A fifth-grader teacher, who is spending a week at NCTM Headquarters for the Illuminations Summer Institute, shared the problem with me. He uses it to practice basic operations and to develop an understanding of place value with his students.
Choose any positive integer as the starting value, and choose a different positive integer as the ending value. Then, perform any of the following moves on the starting number:
- Add 1.
- Subtract 1.
- Multiply by 10.
- Divide by 10.
Continue to perform moves until you’ve reached the ending number.
For example, you can get from 8 to 71 with the following sequence of moves:
- Subtract 1: 8 – 1 = 7
- Multiply by 10: 7 × 10 = 70
- Add 1: 70 + 1 = 71
For any given starting and ending number, what is the fewest number of moves required?

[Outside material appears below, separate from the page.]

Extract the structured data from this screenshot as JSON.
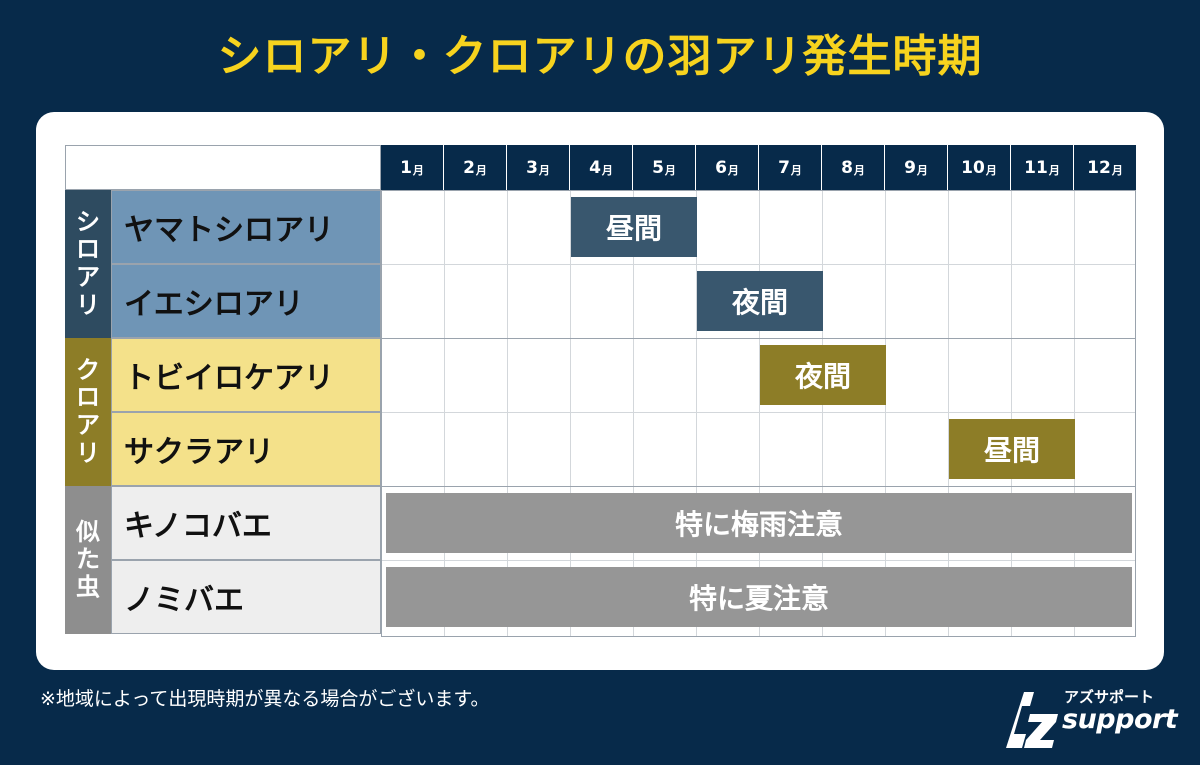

In general, can you find an algorithm to predict the minimum number of moves for any given starting and ending numbers?
The teacher who shared the problem with me said that students have fun with 777 as the starting number and 888 as the ending number. It is a fine problem for kids to explore, but it proved to be a red herring for me — it led me to make false assumptions for determining a general solution.